Replication and pathogenesis of the human immunodeficiency virus (HIV) is tightly linked to the structure of its RNA genome, but genome structure in infectious virions is poorly understood. We invent high-throughput SHAPE (selective 2′-hydroxyl acylation analyzed by primer extension) technology, which uses many of the same tools as DNA sequencing, to quantify RNA backbone flexibility at single-nucleotide resolution and from which robust structural information can be immediately derived. We analyze the structure of HIV-1 genomic RNA in four biologically instructive states, including the authentic viral genome inside native particles. Remarkably, given the large number of plausible local structures, the first 10% of the HIV-1 genome exists in a single, predominant conformation in all four states. We also discover that noncoding regions functioning in a regulatory role have significantly lower ( p-value < 0.0001) SHAPE reactivities, and hence more structure, than do viral coding regions that function as the template for protein synthesis. By directly monitoring protein binding inside virions, we identify the RNA recognition motif for the viral nucleocapsid protein. Seven structurally homologous binding sites occur in a well-defined domain in the genome, consistent with a role in directing specific packaging of genomic RNA into nascent virions. In addition, we identify two distinct motifs that are targets for the duplex destabilizing activity of this same protein. The nucleocapsid protein destabilizes local HIV-1 RNA structure in ways likely to facilitate initial movement both of the retroviral reverse transcriptase from its tRNA primer and of the ribosome in coding regions. Each of the three nucleocapsid interaction motifs falls in a specific genome domain, indicating that local protein interactions can be organized by the long-range architecture of an RNA. High-throughput SHAPE reveals a comprehensive view of HIV-1 RNA genome structure, and further application of this technology will make possible newly informative analysis of any RNA in a cellular transcriptome.

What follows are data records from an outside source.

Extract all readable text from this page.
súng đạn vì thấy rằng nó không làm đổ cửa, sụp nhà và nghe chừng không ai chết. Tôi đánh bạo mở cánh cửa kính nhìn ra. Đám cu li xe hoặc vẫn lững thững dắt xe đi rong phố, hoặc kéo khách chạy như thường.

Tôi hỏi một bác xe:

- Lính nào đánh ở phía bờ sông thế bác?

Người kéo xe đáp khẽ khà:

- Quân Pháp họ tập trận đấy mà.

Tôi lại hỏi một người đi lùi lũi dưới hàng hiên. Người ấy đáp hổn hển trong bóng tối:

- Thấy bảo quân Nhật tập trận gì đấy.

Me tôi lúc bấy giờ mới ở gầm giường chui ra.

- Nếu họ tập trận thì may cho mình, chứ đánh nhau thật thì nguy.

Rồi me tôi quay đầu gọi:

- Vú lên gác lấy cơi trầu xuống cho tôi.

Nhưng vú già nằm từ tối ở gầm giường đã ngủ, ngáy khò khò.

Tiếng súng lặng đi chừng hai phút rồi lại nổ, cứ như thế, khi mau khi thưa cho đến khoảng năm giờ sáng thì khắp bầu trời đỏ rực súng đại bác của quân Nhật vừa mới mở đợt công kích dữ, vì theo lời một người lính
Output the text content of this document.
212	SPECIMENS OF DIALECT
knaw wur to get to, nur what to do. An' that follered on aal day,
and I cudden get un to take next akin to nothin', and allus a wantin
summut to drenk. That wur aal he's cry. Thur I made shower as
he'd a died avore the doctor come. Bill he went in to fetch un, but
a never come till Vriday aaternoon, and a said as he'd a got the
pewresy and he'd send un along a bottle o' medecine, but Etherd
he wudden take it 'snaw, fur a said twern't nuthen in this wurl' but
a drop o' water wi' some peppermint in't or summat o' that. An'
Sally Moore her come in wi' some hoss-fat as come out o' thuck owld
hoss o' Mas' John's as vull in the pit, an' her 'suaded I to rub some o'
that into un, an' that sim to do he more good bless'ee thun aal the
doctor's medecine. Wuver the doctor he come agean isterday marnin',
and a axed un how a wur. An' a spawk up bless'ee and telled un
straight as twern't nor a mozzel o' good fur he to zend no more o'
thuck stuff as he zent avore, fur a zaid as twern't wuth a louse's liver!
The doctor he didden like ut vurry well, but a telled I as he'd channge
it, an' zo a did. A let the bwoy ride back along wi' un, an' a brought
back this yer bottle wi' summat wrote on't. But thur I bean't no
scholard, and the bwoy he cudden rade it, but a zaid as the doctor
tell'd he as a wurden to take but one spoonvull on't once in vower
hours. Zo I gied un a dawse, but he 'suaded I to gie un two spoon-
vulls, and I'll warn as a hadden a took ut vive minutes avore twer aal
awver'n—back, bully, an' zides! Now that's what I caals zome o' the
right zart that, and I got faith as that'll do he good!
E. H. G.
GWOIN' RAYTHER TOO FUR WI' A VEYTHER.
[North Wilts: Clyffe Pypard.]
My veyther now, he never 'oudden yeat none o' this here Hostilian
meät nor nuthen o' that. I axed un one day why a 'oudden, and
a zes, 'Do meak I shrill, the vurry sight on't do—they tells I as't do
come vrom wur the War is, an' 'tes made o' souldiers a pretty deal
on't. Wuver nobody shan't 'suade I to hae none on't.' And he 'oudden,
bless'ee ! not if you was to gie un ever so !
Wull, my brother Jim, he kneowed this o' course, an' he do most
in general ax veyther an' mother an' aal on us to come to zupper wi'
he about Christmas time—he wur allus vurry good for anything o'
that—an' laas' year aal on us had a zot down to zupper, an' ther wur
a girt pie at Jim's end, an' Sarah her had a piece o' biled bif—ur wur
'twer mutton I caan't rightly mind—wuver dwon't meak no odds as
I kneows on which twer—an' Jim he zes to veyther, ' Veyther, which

The function of the RNA genome of the human immunodeficiency virus (HIV) is determined both by its sequence and by its ability to fold back on itself to form specific higher-order structures. In order to describe physical structures in a region of the HIV RNA genome known to play multiple, critical roles in viral replication and pathogenesis, we invent a high-throughput, quantitative, and comprehensive structure-mapping approach that locates flexible (unpaired) nucleotides within a folded RNA, assaying hundreds of nucleotides at a time. We find that the first 10% of the HIV-1 genome has a single predominant structure and that regulatory motifs have significantly greater structure than do protein-coding segments. The HIV genome interacts with numerous proteins, including multiple copies of the nucleocapsid protein. We directly map RNA–protein interactions inside virions and discover that the nucleocapsid prottein interacts with viral RNA in at least three distinct ways, depending on the context within the overall genome structure. Further application of the high-throughput RNA-structure analysis tools described here will make it possible to address diverse structure–function relationships in intact cellular and viral RNAs.
Development of novel, quantitative, high-throughput RNA structure analysis tools allows the outline of structure-function relationships for the first 10% of an HIV genome, discovery of structural differences between regulatory and coding regions, and analysis of protein-RNA interactions inside authentic virions.